SET polar_cbqt_convert_or_to_union_all_mode to off;
EXPLAIN ANALYZE /*+ Set(polar_cbqt_convert_or_to_union_all_mode force) Set(polar_cbqt_cost_threshold 0) */ SELECT * FROM t1, t2 WHERE t1.dsc= t2.change and (t1.log_date = '2024-01-01' or t2.op_date = '2024-01-01');The following result is returned:
QUERY PLAN
-----------------------------------------------------------------------------------------------------------------
Append (cost=199.01..871.05 rows=2 width=51) (actual time=9.684..9.691 rows=0 loops=1)

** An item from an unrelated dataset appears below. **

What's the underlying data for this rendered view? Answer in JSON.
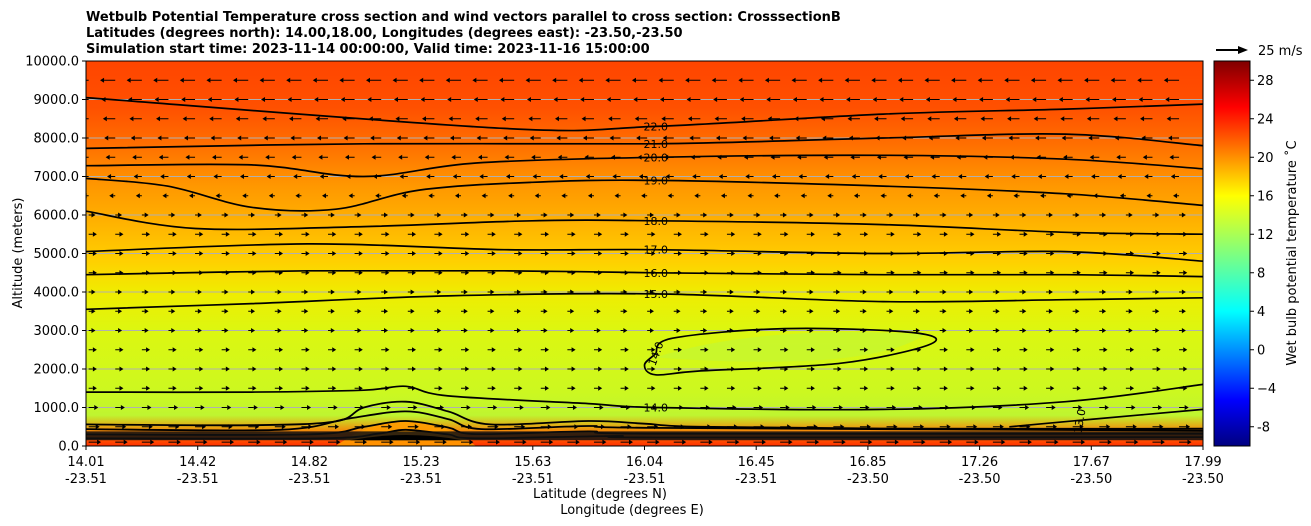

-> Hash Join (cost=199.01..410.52 rows=1 width=51) (actual time=4.711..4.714 rows=0 loops=1)
Hash Cond: (t2.change = t1.dsc)
-> Seq Scan on t2 (cost=0.00..174.00 rows=10000 width=26) (actual time=0.013..0.013 rows=1 loops=1)
-> Hash (cost=199.00..199.00 rows=1 width=25) (actual time=4.682..4.684 rows=0 loops=1)
Buckets: 1024 Batches: 1 Memory Usage: 8kB
-> Seq Scan on t1 (cost=0.00..199.00 rows=1 width=25) (actual time=4.681..4.681 rows=0 loops=1)
Filter: (log_date = '2024-01-01'::text)
Rows Removed by Filter: 10000
-> Hash Join (cost=199.01..460.52 rows=1 width=51) (actual time=4.969..4.970 rows=0 loops=1)
Hash Cond: (t1.dsc = t2.change)
-> Seq Scan on t1 (cost=0.00..224.00 rows=9999 width=25) (actual time=0.018..0.018 rows=1 loops=1)
Filter: ((log_date <> '2024-01-01'::text) OR ((log_date = '2024-01-01'::text) IS NULL))
-> Hash (cost=199.00..199.00 rows=1 width=26) (actual time=4.935..4.936 rows=0 loops=1)
Buckets: 1024 Batches: 1 Memory Usage: 8kB
-> Seq Scan on t2 (cost=0.00..199.00 rows=1 width=26) (actual time=4.934..4.934 rows=0 loops=1)
Filter: (op_date = '2024-01-01'::text)
Rows Removed by Filter: 10000
Planning Time: 0.798 ms
Execution Time: 9.858 ms
(20 rows)Conversion threshold
In the Basic feature example, the total cost of the original execution plan is 660.50. Set the conversion threshold to a value higher than 660.50 and run the same SQL query again:
SET polar_cbqt_cost_threshold to 1000; -- Set the threshold.
SET polar_cbqt_convert_or_to_union_all_mode to force; -- Force the selection of the converted path.
EXPLAIN ANALYZE SELECT * FROM t1 JOIN t2 ON t1.id = t2.id WHERE (t1.num = 1 OR t2.cnt = 2);The following result is returned:
QUERY PLAN
-------------------------------------------------------------------------------------------------------------------
Hash Join (cost=299.00..660.50 rows=110 width=51) (actual time=6.374..15.802 rows=110 loops=1)
Hash Cond: (t1.id = t2.id)
Join Filter: ((t1.num = 1) OR (t2.cnt = 2))
Rows Removed by Join Filter: 9890
-> Seq Scan on t1 (cost=0.00..174.00 rows=10000 width=25) (actual time=0.011..2.038 rows=10000 loops=1)
-> Hash (cost=174.00..174.00 rows=10000 width=26) (actual time=6.266..6.268 rows=10000 loops=1)
Buckets: 16384 Batches: 1 Memory Usage: 704kB
-> Seq Scan on t2 (cost=0.00..174.00 rows=10000 width=26) (actual time=0.006..1.778 rows=10000 loops=1)
Planning Time: 0.663 ms
Execution Time: 16.036 ms
(10 rows)The result shows that the optimizer still chooses the original path, even in FORCE mode. This is because the total cost of the original plan does not exceed the threshold, so the optimizer does not attempt the OR clause conversion.